Malaysia menjadi negara pertama yang membatalkan kesepakatan yang sebelumnya dinegosiasikan dalam kerangka strategi tarif timbal balik Washington.
Langkah ini dinilai berpotensi memicu negara lain untuk meninjau ulang perjanjian serupa.
Menteri Investasi, Perdagangan, dan Industri Malaysia, Datuk Seri Johari Abdul Ghani mengatakan, keputusan pengadilan tersebut secara efektif membatalkan dasar hukum perjanjian yang sebelumnya ditandatangani kedua negara.
“Saya menegaskan bahwa kesepakatan perdagangan tersebut kini tidak lagi memiliki kekuatan hukum. Perjanjian itu bukan ditangguhkan.
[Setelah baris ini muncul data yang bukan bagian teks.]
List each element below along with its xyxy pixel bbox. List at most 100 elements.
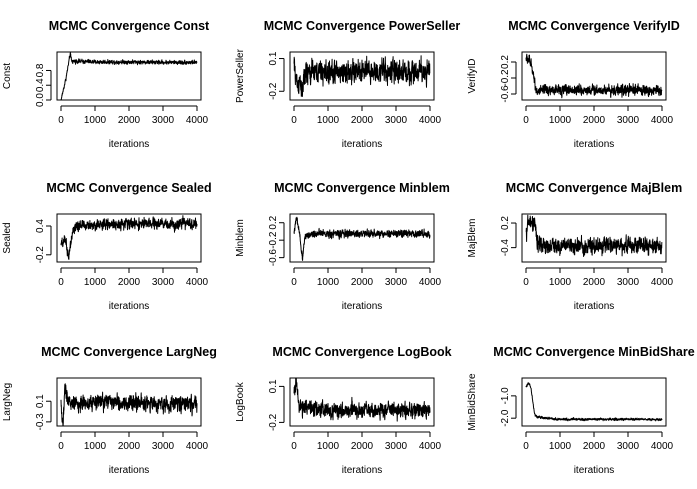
x-tick-label: 0 xyxy=(58,277,64,288)
trace-line-powerseller xyxy=(293,55,431,97)
x-axis-label: iterations xyxy=(574,139,615,150)
y-tick-label: -0.6 xyxy=(268,249,279,267)
y-tick-label: -0.2 xyxy=(268,231,279,249)
x-tick-label: 3000 xyxy=(617,441,640,452)
panel-minblem: MCMC Convergence Minblem 0 1000 2000 3000 400… xyxy=(235,181,450,312)
x-tick-label: 0 xyxy=(291,277,297,288)
x-axis: 0 1000 2000 3000 4000 xyxy=(523,267,674,288)
x-tick-label: 0 xyxy=(291,441,297,452)
x-axis-label: iterations xyxy=(342,139,383,150)
x-tick-label: 2000 xyxy=(583,441,606,452)
x-axis: 0 1000 2000 3000 4000 xyxy=(291,105,442,126)
x-tick-label: 4000 xyxy=(419,441,442,452)
y-tick-label: 0.4 xyxy=(35,219,46,233)
x-tick-label: 3000 xyxy=(152,441,175,452)
panel-title: MCMC Convergence VerifyID xyxy=(508,19,680,33)
x-tick-label: 2000 xyxy=(583,115,606,126)
trace-line-sealed xyxy=(60,215,198,260)
y-tick-label: -0.2 xyxy=(268,413,279,431)
y-axis-label: VerifyID xyxy=(467,58,478,93)
y-axis-label: LogBook xyxy=(235,381,246,421)
x-tick-label: 0 xyxy=(291,115,297,126)
x-tick-label: 2000 xyxy=(583,277,606,288)
x-tick-label: 4000 xyxy=(651,441,674,452)
y-axis-label: MinBidShare xyxy=(467,373,478,431)
x-tick-label: 1000 xyxy=(84,115,107,126)
x-axis-label: iterations xyxy=(574,301,615,312)
trace-line-minbidshare xyxy=(525,382,663,422)
plot-frame xyxy=(56,213,202,263)
y-tick-label: -1.0 xyxy=(500,387,511,405)
panel-largneg: MCMC Convergence LargNeg 0 1000 2000 3000 400… xyxy=(2,345,217,476)
panel-title: MCMC Convergence Minblem xyxy=(274,181,450,195)
panel-logbook: MCMC Convergence LogBook 0 1000 2000 3000 400… xyxy=(235,345,452,476)
x-tick-label: 3000 xyxy=(385,277,408,288)
panel-title: MCMC Convergence LogBook xyxy=(272,345,451,359)
y-tick-label: -2.0 xyxy=(500,409,511,427)
x-tick-label: 1000 xyxy=(317,277,340,288)
x-tick-label: 1000 xyxy=(317,115,340,126)
trace-line-largneg xyxy=(60,383,198,427)
x-tick-label: 0 xyxy=(523,277,529,288)
trace-line-majblem xyxy=(525,214,663,257)
panel-title: MCMC Convergence Sealed xyxy=(46,181,211,195)
y-axis: -0.2 0.1 xyxy=(268,51,285,100)
panel-title: MCMC Convergence LargNeg xyxy=(41,345,217,359)
x-axis-label: iterations xyxy=(109,301,150,312)
panel-powerseller: MCMC Convergence PowerSeller 0 1000 2000 300… xyxy=(235,19,460,150)
plot-frame xyxy=(521,377,667,427)
panel-verifyid: MCMC Convergence VerifyID 0 1000 2000 3000 40… xyxy=(467,19,680,150)
y-axis-label: Minblem xyxy=(235,219,246,257)
x-axis-label: iterations xyxy=(109,139,150,150)
x-axis: 0 1000 2000 3000 4000 xyxy=(291,267,442,288)
x-axis: 0 1000 2000 3000 4000 xyxy=(58,431,209,452)
x-tick-label: 3000 xyxy=(617,277,640,288)
y-tick-label: 0.2 xyxy=(500,216,511,230)
x-axis: 0 1000 2000 3000 4000 xyxy=(291,431,442,452)
y-tick-label: 0.8 xyxy=(35,63,46,77)
x-tick-label: 4000 xyxy=(651,277,674,288)
x-tick-label: 3000 xyxy=(152,277,175,288)
panel-title: MCMC Convergence PowerSeller xyxy=(264,19,461,33)
y-axis: -0.3 0.1 xyxy=(35,394,52,430)
x-tick-label: 0 xyxy=(523,115,529,126)
x-axis: 0 1000 2000 3000 4000 xyxy=(58,267,209,288)
y-tick-label: 0.0 xyxy=(35,93,46,107)
y-axis: -0.6-0.20.2 xyxy=(500,55,517,103)
y-tick-label: 0.1 xyxy=(268,379,279,393)
x-tick-label: 1000 xyxy=(549,441,572,452)
y-tick-label: -0.2 xyxy=(35,246,46,264)
x-tick-label: 1000 xyxy=(549,115,572,126)
x-tick-label: 3000 xyxy=(385,115,408,126)
x-tick-label: 0 xyxy=(58,115,64,126)
x-tick-label: 3000 xyxy=(385,441,408,452)
y-tick-label: 0.4 xyxy=(35,78,46,92)
x-tick-label: 4000 xyxy=(186,115,209,126)
trace-line-const xyxy=(60,51,198,101)
y-axis: -0.6-0.20.2 xyxy=(268,215,285,267)
y-tick-label: -0.2 xyxy=(500,69,511,87)
y-axis-label: Sealed xyxy=(2,222,13,253)
plot-frame xyxy=(56,51,202,101)
plot-frame xyxy=(521,213,667,263)
x-axis-label: iterations xyxy=(574,465,615,476)
panel-title: MCMC Convergence Const xyxy=(49,19,210,33)
x-tick-label: 2000 xyxy=(351,441,374,452)
x-tick-label: 1000 xyxy=(84,441,107,452)
panel-title: MCMC Convergence MajBlem xyxy=(506,181,682,195)
plot-frame xyxy=(521,51,667,101)
trace-line-verifyid xyxy=(525,53,663,99)
x-tick-label: 0 xyxy=(58,441,64,452)
x-tick-label: 2000 xyxy=(351,115,374,126)
x-tick-label: 1000 xyxy=(317,441,340,452)
x-axis: 0 1000 2000 3000 4000 xyxy=(523,431,674,452)
y-axis-label: MajBlem xyxy=(467,219,478,258)
y-tick-label: -0.6 xyxy=(500,85,511,103)
plot-frame xyxy=(56,377,202,427)
x-tick-label: 4000 xyxy=(651,115,674,126)
y-tick-label: 0.2 xyxy=(500,55,511,69)
x-tick-label: 0 xyxy=(523,441,529,452)
x-tick-label: 2000 xyxy=(118,277,141,288)
x-tick-label: 4000 xyxy=(419,115,442,126)
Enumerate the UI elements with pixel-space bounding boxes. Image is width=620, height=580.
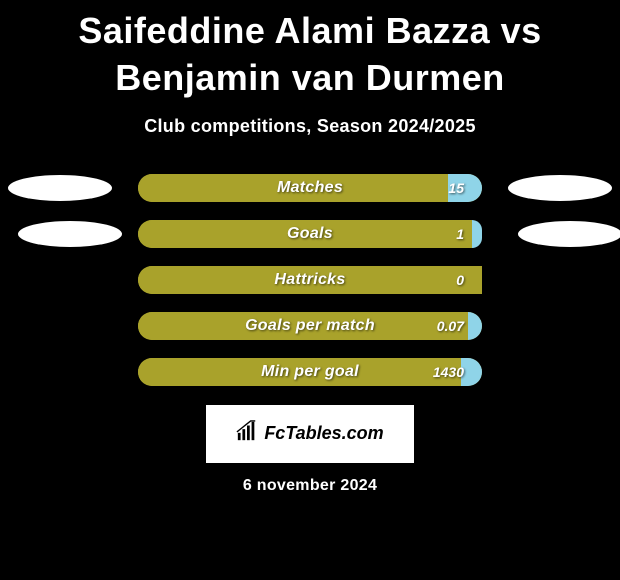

Ia sudah tidak ada lagi atau null and void,” kata Johari seperti dikutip dari The Star, Senin (16/3/2026).
Perjanjian ART sebelumnya ditandatangani pada Oktober 2025 oleh Perdana Menteri Malaysia Anwar Ibrahim dan Presiden Amerika Serikat Donald Trump.
Kesepakatan tersebut mengatur tarif perdagangan antara kedua negara, termasuk tarif sekitar 19% untuk ekspor Malaysia ke AS.
Namun, pada Februari 2026 Mahkamah Agung AS memutuskan bahwa kebijakan tarif luas yang diterapkan pemerintahan Trump tidak memiliki dasar hukum yang kuat.
Putusan tersebut secara langsung menggugurkan kebijakan tarif yang menjadi landasan utama perjanjian dagang tersebut.
Setelah keputusan itu, Amerika Serikat disebut beralih menggunakan kebijakan tarif sementara sekitar 10% berdasarkan aturan perdagangan lain sambil meninjau kembali kebijakan tarif terhadap berbagai negara mitra dagang.